Tuesday, December 8, 2009

The Two Abbreviations that Explain the Financial Collapse

I was traveling this weekend -- back! -- and last night it occurred to me that if you want to understand why this financial crisis occurred, you can look hard at two often bandied-about abbreviations. Forget about low interest rates, regulatory lapses, securitizations, risky derivatives etc. etc. Those are reasons, but these are meta-reasons. These are the reasons that create the environment for the reasons. These abbreviations are easy to understand, but have deep, wide-ranging implications.

1. OPM ("Other People's Money)
What does it mean to make bets with other people's money? I think the answer is obvious. When I'm betting my house on an outcome, you can be assured that my thinking moves down a different decision tree than when I'm betting your house.

How was Wall Street betting with "Other People's Money"? Largely, this came about because of a shift in ownership models. The old wingtipped investment bankers worked at firms owned by partners. The oft-repeated joke about partners is that they live poor, but die rich. Their wealth is tied up in the worth of the firm. Under this type of model, you can bet that Wall Street CEOs over the past decade would have known exactly what types of risky wagers their traders were making each day. But they didn't.

Because they were using "Other People's Money."

"Other People's Money" is what you get from the new ownership model: becoming a public company. You sell shares to a vast swathe of investors, everyone from Aunt Edna to Fireman Joe's Pension Fund, to raise capital. And so when your company starts trading for itself in credit default swaps or liquidity puts, you as CEO don't risk losing your house if the bets go bad. You risk losing Aunt Edna's house. (Note: even with CEO "incentives" that try to align your pay with performance, you still tend to capture the upside of your company's gains and escape most of the pain of the losses.)

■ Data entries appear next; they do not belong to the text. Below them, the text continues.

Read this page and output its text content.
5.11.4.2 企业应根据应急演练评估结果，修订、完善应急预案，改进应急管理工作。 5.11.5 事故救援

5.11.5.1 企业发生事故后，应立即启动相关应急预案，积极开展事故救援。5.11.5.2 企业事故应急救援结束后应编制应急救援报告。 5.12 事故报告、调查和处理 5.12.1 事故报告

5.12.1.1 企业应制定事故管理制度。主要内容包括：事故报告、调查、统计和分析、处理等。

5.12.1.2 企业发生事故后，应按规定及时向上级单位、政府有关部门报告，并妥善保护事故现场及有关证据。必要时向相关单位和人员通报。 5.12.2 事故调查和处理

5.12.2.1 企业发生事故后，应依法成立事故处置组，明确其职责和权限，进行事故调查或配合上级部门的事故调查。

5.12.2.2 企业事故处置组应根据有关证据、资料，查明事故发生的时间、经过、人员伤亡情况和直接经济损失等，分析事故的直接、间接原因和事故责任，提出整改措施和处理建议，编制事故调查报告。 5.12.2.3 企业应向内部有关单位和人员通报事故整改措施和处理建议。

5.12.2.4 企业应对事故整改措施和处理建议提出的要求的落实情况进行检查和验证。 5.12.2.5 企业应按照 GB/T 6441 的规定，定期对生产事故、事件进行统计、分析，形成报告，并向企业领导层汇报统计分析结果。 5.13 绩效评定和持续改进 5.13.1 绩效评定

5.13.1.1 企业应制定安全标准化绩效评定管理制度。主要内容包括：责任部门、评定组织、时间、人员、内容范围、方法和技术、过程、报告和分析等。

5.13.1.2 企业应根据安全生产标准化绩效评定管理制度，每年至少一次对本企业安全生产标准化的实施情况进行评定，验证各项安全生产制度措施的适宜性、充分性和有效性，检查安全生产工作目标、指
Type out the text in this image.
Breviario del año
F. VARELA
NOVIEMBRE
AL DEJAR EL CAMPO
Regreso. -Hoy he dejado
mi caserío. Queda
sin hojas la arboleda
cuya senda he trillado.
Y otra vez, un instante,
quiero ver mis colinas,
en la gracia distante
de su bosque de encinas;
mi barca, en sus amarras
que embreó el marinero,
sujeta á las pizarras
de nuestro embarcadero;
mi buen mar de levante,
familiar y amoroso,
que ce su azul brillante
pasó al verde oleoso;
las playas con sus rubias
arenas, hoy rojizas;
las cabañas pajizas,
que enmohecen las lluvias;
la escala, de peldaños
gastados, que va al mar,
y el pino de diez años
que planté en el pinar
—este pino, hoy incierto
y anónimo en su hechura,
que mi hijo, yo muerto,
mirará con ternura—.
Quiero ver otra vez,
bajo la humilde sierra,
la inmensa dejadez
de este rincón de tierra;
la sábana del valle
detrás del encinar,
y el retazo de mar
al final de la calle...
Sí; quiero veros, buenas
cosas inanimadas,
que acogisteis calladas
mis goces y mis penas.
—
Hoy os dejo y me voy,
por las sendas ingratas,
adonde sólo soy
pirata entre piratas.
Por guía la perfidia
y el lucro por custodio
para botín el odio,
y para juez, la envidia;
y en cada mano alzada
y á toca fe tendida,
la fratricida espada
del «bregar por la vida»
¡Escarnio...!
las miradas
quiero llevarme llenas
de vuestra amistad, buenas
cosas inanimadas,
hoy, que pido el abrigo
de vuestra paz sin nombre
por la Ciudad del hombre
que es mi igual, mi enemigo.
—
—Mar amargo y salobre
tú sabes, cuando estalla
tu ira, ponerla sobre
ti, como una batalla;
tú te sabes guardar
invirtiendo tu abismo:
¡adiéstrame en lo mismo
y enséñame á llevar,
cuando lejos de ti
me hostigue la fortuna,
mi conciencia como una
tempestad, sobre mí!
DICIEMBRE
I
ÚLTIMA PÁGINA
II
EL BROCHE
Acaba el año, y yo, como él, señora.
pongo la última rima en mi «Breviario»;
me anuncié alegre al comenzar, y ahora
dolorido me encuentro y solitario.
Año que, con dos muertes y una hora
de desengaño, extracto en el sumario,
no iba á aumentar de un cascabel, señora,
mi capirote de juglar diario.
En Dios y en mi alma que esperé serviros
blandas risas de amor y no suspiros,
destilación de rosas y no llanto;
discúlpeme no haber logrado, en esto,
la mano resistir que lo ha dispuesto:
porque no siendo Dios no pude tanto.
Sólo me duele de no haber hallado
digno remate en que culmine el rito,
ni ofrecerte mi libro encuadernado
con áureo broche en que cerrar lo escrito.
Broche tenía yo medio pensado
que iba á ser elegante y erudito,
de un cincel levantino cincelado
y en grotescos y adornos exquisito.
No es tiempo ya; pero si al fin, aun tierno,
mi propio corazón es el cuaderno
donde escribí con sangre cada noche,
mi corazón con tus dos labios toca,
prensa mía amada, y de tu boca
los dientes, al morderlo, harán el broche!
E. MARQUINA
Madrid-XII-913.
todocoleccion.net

Big difference. And a slew of Wall Street banks went public in the 1980s and 1990s (Goldman was late to the party, making the jump in 1999).

Yves Smith at naked capitalism and the always incisive (and often acerbic) business journalist Michael Lewis have noted repeatedly the significance of changed ownership models, re: this financial crisis. And they're right: This constitutes a huge meta-reason for the meltdown. On top of all this, once you really start to leverage up other people's money, the danger of excessive risk-taking compounds fast.

2. IBG (I'll Be Gone)
If you were to use this in a sentence, it would sound something like: "IBG (I'll Be Gone) by the time that trading strategy blows up." The prevalence of short-term thinking -- trying to make the numbers for quarterly earnings reports to satisfy investors and analysts (that's a consequence of playing with "OPM;" you're always performing for the stockholders), trying to hit yearly targets for that fat bonus -- it all tends to focus the mind on the end of the money-seeking nose, and not much farther out.

"I'll Be Gone" actually represents the convergence of two bad trends: one, this short-term thinking that reflects in part the stunting of our attention spans, and two, the abdication of personal responsibility ("Hey, my trades went south? So they went south ... that's life, seeya.").

So think about it: if you've got a financial industry with a belief system centered around "get mine, get out, and use other people's money to do it" ... well, why are you surprised that a lot of big reckless bets were made and everyone got out with their bags of gold and no one's being prosecuted?